Forever 21 Rises From the Dead

Forever 21 Rises From the Dead

In September 2019, Forever 21 became the latest fast fashion brand to file for Chapter 11 bankruptcy protection. The company announced it would shutter 350 stores in total, including 178 in the United States alone. (That’s more than half their stock—Forever 21 owns around 600 stores, globally.) Fast forward five months and the chain has unexpectedly risen from the dead: according to BBC, three buyers—brand management company Authentic Brands, mall conglomerate Simon Property and real estate company Brookfield Property—have purchased the brand. They plan on keeping the lights on in 448 US stores, and launching new accessories lines. The question is now—why? Just let it die?
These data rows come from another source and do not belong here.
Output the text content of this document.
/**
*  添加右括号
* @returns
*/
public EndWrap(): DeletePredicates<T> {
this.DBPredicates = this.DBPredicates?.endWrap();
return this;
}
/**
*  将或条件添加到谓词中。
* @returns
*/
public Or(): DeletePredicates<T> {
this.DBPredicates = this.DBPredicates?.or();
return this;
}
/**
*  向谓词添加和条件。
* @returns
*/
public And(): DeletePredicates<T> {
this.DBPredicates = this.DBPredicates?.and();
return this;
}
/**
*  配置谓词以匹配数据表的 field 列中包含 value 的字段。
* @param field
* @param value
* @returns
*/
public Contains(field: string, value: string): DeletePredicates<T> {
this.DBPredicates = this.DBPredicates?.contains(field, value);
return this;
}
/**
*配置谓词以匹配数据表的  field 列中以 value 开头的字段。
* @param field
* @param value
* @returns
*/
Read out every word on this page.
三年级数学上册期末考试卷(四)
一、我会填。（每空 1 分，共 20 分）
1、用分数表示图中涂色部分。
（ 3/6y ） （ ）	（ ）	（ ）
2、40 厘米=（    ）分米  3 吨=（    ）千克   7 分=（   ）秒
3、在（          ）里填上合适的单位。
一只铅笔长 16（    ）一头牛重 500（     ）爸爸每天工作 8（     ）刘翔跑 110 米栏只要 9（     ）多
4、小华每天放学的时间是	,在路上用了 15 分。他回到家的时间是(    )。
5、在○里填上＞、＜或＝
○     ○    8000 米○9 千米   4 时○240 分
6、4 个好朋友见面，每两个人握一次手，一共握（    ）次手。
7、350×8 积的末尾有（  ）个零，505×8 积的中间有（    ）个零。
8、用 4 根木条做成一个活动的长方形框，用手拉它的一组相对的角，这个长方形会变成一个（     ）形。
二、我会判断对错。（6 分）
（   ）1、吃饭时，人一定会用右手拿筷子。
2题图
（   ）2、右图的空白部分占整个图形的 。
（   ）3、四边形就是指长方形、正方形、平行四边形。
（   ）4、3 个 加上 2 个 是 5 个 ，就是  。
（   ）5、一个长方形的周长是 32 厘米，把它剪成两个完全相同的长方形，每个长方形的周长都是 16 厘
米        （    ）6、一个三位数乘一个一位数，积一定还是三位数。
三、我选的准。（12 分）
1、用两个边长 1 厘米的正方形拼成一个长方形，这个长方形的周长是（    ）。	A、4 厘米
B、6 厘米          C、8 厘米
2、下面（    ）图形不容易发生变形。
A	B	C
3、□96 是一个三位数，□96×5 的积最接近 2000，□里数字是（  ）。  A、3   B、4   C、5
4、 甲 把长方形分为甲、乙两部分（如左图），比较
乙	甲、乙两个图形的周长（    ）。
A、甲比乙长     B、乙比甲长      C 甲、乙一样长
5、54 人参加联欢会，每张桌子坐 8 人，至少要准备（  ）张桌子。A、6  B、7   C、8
For years, studies have shown that young people (the kind who used to frequent Forever 21) have begun preferring resale commerce to fast fashion, the latter of which is often cheaper in quality and more expensive. According to a 2017 report conducted by Credit Suisse, 20% to 25% of malls are expected to close by 2022, too—that limits the spaces where Forever 21 can even exist (though it does explain why mall bosses Simon Property is part of the deal; it’s gotta be some sort of Hail Mary.) Beyond that, Forever 21 faced an expensive lawsuit filed by Ariana Grande, who alleged the company stole her image to sell products just before filing for bankruptcy. Partnered with Forever 21’s frequent PR disasters, such as sending diet bars to plus-size shoppers, lifting styles from indie designers, some meant to promote Planned Parenthood, and more, I wonder if there’s even faith in the brand at all. Surely there are other websites that sell poorly constructed, heather gray bodycon dresses?